Human hunger. In all its forms. These driving appetites surface all the time. But what to do with them? The physical hunger-- the need to survive with sweet nourishment. Social hunger in deepest desire of community, of understanding, care, love. Emotional hunger-- to be known. Affirmed. Accepted as designed. Mental hunger-- to be intellectually stimulated. Sexual hunger-- suppressed or not-- to know someone intimately as humanly possible. And then I think why do any of these hungers even have to be categorized? One simple hunger pervades all: the hunger of the soul.
And then I go back to the dreams embedded in the memory. Longing for adventure. The unknown. To explore without inhibition. The dreams always wanting themselves to somehow be "attained." Attain. Attain. Attain. Go. Go. Go. Strive. Strive. Strive. We're too concrete-minded as a society. Something does not have to be felt to be real. What I think I really hunger is not just attaining the dream, but in essence, we hope that the dream will somehow deliver its ultimate fulfillment. What was that hunger of the soul yearning for? Intangible, but recognizable. Felt, though indefinable. Verbalized and narrowed, though inexact. With the radio music on, an old Christmas carol of long ago sang soft melodies into my heart as I listened, "I wander as I wonder out under the sky..." Yes, yes of course. WONDER. The enchanting reality of wonder to take us over. and over, and over, again. As human beings open to God: To wonder, to behold, to forget the self and offer it up, this, yes this, is WORSHIP.

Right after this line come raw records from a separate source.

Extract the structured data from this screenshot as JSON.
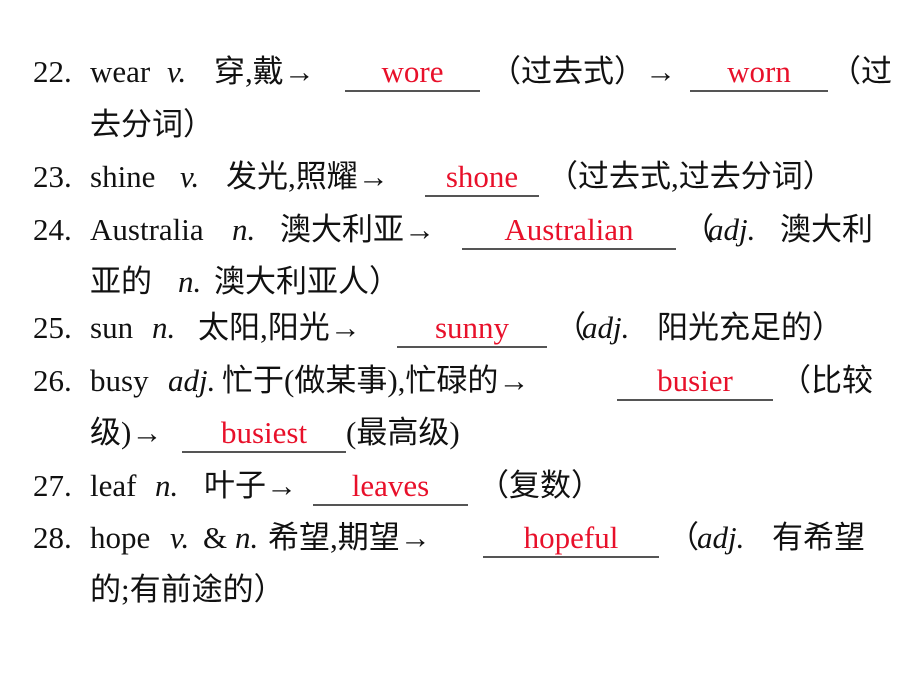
{
  "document": {
    "accent_color": "#e8102a",
    "items": [
      {
        "number": "22.",
        "word": "wear",
        "pos": "v.",
        "meaning": "穿,戴→",
        "answers": [
          "wore",
          "worn"
        ],
        "after_1": "（过去式）→",
        "after_2": "（过",
        "continuation": "去分词）"
      },
      {
        "number": "23.",
        "word": "shine",
        "pos": "v.",
        "meaning": "发光,照耀→",
        "answers": [
          "shone"
        ],
        "after_1": "（过去式,过去分词）"
      },
      {
        "number": "24.",
        "word": "Australia",
        "pos": "n.",
        "meaning": "澳大利亚→",
        "answers": [
          "Australian"
        ],
        "after_1_open": "（",
        "after_1_pos": "adj.",
        "after_1_text": "澳大利",
        "continuation_1": "亚的",
        "continuation_pos": "n.",
        "continuation_2": "澳大利亚人）"
      },
      {
        "number": "25.",
        "word": "sun",
        "pos": "n.",
        "meaning": "太阳,阳光→",
        "answers": [
          "sunny"
        ],
        "after_1_open": "（",
        "after_1_pos": "adj.",
        "after_1_text": "阳光充足的）"
      },
      {
        "number": "26.",
        "word": "busy",
        "pos": "adj.",
        "meaning": "忙于(做某事),忙碌的→",
        "answers": [
          "busier",
          "busiest"
        ],
        "after_1": "（比较",
        "continuation_1": "级)→",
        "after_2": "(最高级)"
      },
      {
        "number": "27.",
        "word": "leaf",
        "pos": "n.",
        "meaning": "叶子→",
        "answers": [
          "leaves"
        ],
        "after_1": "（复数）"
      },
      {
        "number": "28.",
        "word": "hope",
        "pos_1": "v.",
        "amp": "&",
        "pos_2": "n.",
        "meaning": "希望,期望→",
        "answers": [
          "hopeful"
        ],
        "after_1_open": "（",
        "after_1_pos": "adj.",
        "after_1_text": "有希望",
        "continuation": "的;有前途的）"
      }
    ]
  }
}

There is no conceptual mind to wonder. In the perpetual rest of the human heart, it fully and wholly exists. As the permanence of changing takes hold, I don't care if I am a newbie to life forever as the wonder permeates my soul as stages and experiences of life build on and from one another.
Think about this time of year. Next Saturday, beloved Christmas, the movie that has been playing for over decades will shine itself again on the television screen. Many, like my dad, will eagerly await its showing. It'll probably be his 100+ time seeing it. Doesn't matter. It's a chance to remember, to behold, to see, to watch, and to never, never forget. Cheers to life. Cheers to "It's a Wonderful Life."